Hay dos cosas que quisiera decir al respecto:
1) En un país donde los funcionarios se atornillan a la silla del poder, la renuncia de estos seis secretarios me parece admirable.
2) Los secretarios no renuncian porque estén envueltos en casos de corrupción, sino porque tienen carácter para no aceptar imposiciones que van en contravía de los principios éticos que se prometieron en campaña. En síntesis, es un caso atípico en donde a un alcalde le renuncia lo más calificado.
Eso demuestra lo que se veía venir: lo que en campaña era una promesa de acabar con las viejas costumbres políticas, terminó sucumbiendo al clientelismo: la hija del inepto comandante de la Policía, María José Palomino, fue vinculada como contratista en el Departamento de Bienestar Social. Y en la Secretaría de Seguridad nombraron a una ficha política de Wilmer Carillo, y eso, para mí, constituye un lunar suficiente para dudar de la transparencia.
Con estos nombramientos, el alcalde ha dinamitado por dentro al Partido Verde, ha traicionado a sus electores y hecho un gran daño a la política en el sentido de que mucha gente percibió en su candidatura una opción distinta a las que por décadas habíamos tenido en Cúcuta.
Jairo Yáñez está nombrando a los hijos de sus amigos y de sus socios. Eso no está mal: uno gobierna con los amigos. Pero en campaña no hablaba de nepotismo, sino de meritocracia. Detrás de esos nombramientos hay una clase política que estuvo dormida por mucho tiempo y que espera, con este relevo generacional, recuperar la influencia que permite el poder.
Pero si por un lado la alcaldía de Yañéz se constituye en un poder al servicio del clientelismo que en nada se diferencia de otros poderes de otras épocas, por otro lado hay un grupo de ramiristas (afines a Ramiro Suárez Corso, exalcalde de Cúcuta que fue condenado por homicidio a 27 años de cárcel) que ejercen presión desde los organismos de control y hacen las veces de palo en la rueda. En medio de todo eso, hay muchos jóvenes trabajando en la alcaldía con buenas intenciones, pero que miran hacia otro lado cada vez que el alcalde la embarra. La decepción es tan grande que su estribillo de campaña se volvió un insulto. Todo el mundo en Cúcuta quiere llegar a viejo, pero nadie quiere ser un viejo zurrón.
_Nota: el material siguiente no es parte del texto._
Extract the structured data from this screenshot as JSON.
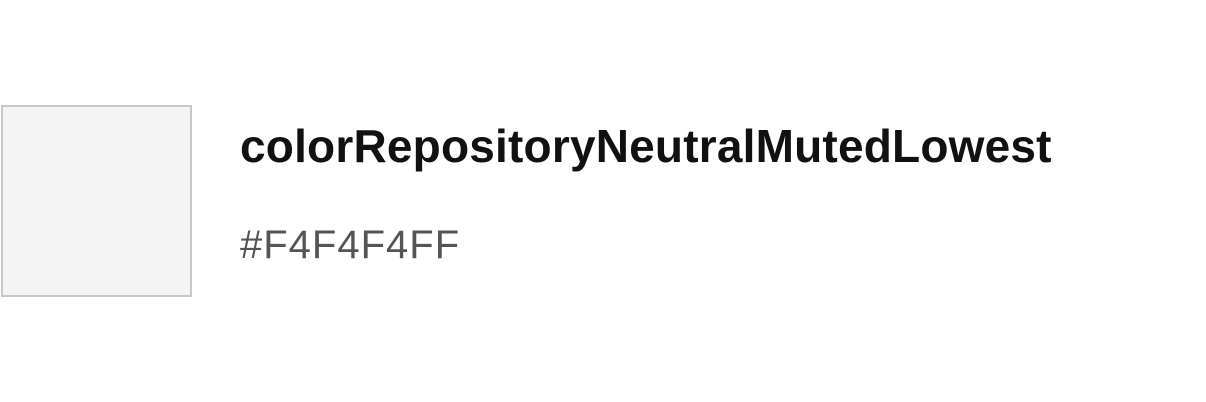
{
  "token": {
    "name": "colorRepositoryNeutralMutedLowest",
    "value": "#F4F4F4FF",
    "swatch_color": "#F4F4F4",
    "swatch_border_color": "#C8C8C8"
  }
}
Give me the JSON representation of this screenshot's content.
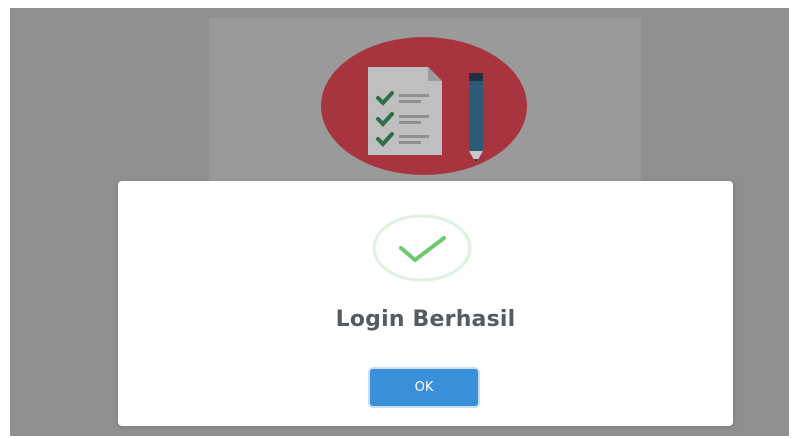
{
  "dialog": {
    "title": "Login Berhasil",
    "ok_label": "OK",
    "icon": "checkmark-success-icon"
  },
  "background": {
    "logo_icon": "checklist-pencil-logo-icon"
  },
  "colors": {
    "overlay": "#8d8f91",
    "card_dimmed": "#9a9a9a",
    "logo_circle": "#a8343f",
    "success_green": "#6dc96d",
    "button_blue": "#3a8fda",
    "title_text": "#555b61"
  }
}
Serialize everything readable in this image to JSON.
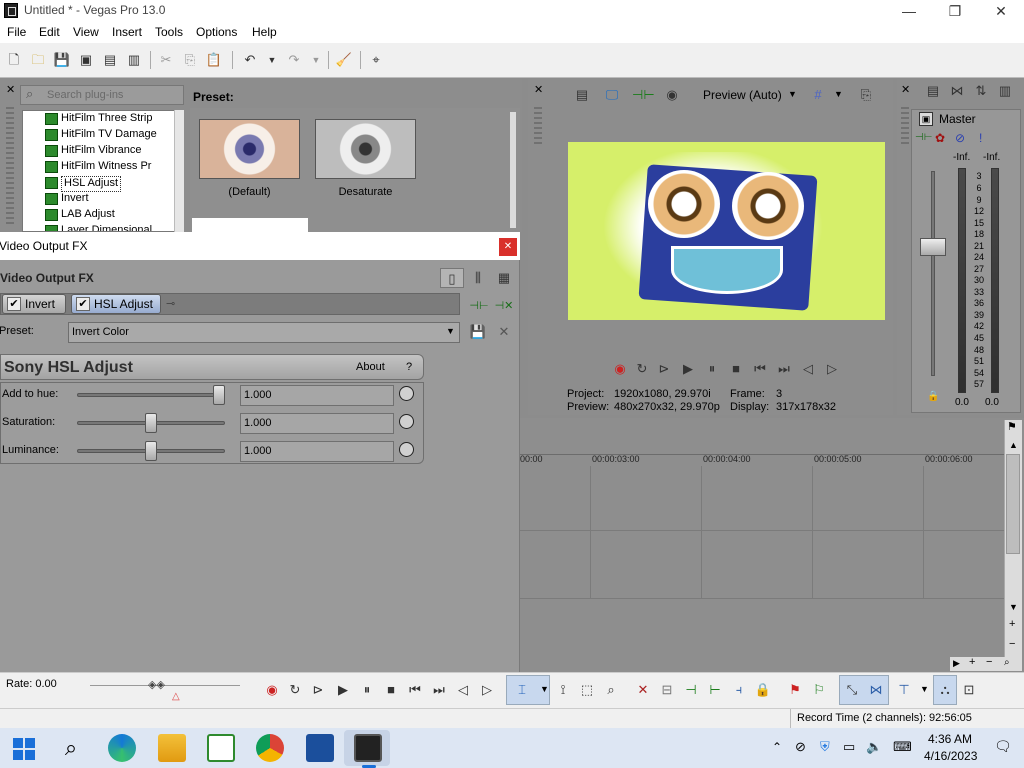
{
  "window": {
    "title": "Untitled * - Vegas Pro 13.0",
    "min": "—",
    "max": "❐",
    "close": "✕"
  },
  "menu": [
    "File",
    "Edit",
    "View",
    "Insert",
    "Tools",
    "Options",
    "Help"
  ],
  "plugins": {
    "search_placeholder": "Search plug-ins",
    "items": [
      "HitFilm Three Strip",
      "HitFilm TV Damage",
      "HitFilm Vibrance",
      "HitFilm Witness Pr",
      "HSL Adjust",
      "Invert",
      "LAB Adjust",
      "Layer Dimensional"
    ],
    "selected": "HSL Adjust",
    "preset_label": "Preset:",
    "presets": [
      "(Default)",
      "Desaturate"
    ]
  },
  "preview": {
    "mode": "Preview (Auto)",
    "project_label": "Project:",
    "project_value": "1920x1080, 29.970i",
    "preview_label": "Preview:",
    "preview_value": "480x270x32, 29.970p",
    "frame_label": "Frame:",
    "frame_value": "3",
    "display_label": "Display:",
    "display_value": "317x178x32"
  },
  "mixer": {
    "label": "Master",
    "left_peak": "-Inf.",
    "right_peak": "-Inf.",
    "scale": [
      "3",
      "6",
      "9",
      "12",
      "15",
      "18",
      "21",
      "24",
      "27",
      "30",
      "33",
      "36",
      "39",
      "42",
      "45",
      "48",
      "51",
      "54",
      "57"
    ],
    "left_level": "0.0",
    "right_level": "0.0"
  },
  "dialog": {
    "window_title": "Video Output FX",
    "header": "Video Output FX",
    "close": "✕",
    "chain": [
      "Invert",
      "HSL Adjust"
    ],
    "preset_label": "Preset:",
    "preset_value": "Invert Color",
    "plugin_name": "Sony HSL Adjust",
    "about": "About",
    "help": "?",
    "params": [
      {
        "label": "Add to hue:",
        "value": "1.000",
        "fraction": 1.0
      },
      {
        "label": "Saturation:",
        "value": "1.000",
        "fraction": 0.5
      },
      {
        "label": "Luminance:",
        "value": "1.000",
        "fraction": 0.5
      }
    ]
  },
  "timeline": {
    "ticks": [
      "00:00",
      "00:00:03:00",
      "00:00:04:00",
      "00:00:05:00",
      "00:00:06:00"
    ],
    "rate_label": "Rate: 0.00"
  },
  "status": {
    "record_time": "Record Time (2 channels): 92:56:05"
  },
  "taskbar": {
    "time": "4:36 AM",
    "date": "4/16/2023"
  },
  "colors": {
    "accent": "#2d6fc5",
    "panel": "#8d8d8d",
    "preview_bg": "#d6ef6a"
  }
}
Hay un tercer punto que olvidaba. Le criticaron al alcalde que se hubiera rodeado de gente joven que en Cúcuta nadie conocía. Y esa fue una crítica mezquina. Lo que en el fondo molestaba al ramirismo y a esa gran fracción política parasitaria de la administración municipal, es que ninguno de ellos tenía rabo de paja y no representaban votos para nadie. Por eso, Arturo Charria, desde la secretaría de educación, midió a todo el sector con el mismo rasero. Nadie estaba por encima de nadie. Y eso, en una ciudad acostumbrada a surgir con el padrinazgo político, produjo reacciones en la franja más abyecta de la educación municipal.
Cada renuncia de cada secretario tiene sus razones particulares, pero hay una general que lo cohesiona todo: el inconformismo con esta administración no es solo de la ciudad, también lo es de sus propias entrañas.
Todo indica que al megáfono del alcalde se le acabaron las pilas, y como él nunca previó que iba a ser elegido, no tuvo el cuidado político de llevar en el bolsillo pilas de repuesto. Parece que no le queda otra salida que empeñar el megáfono.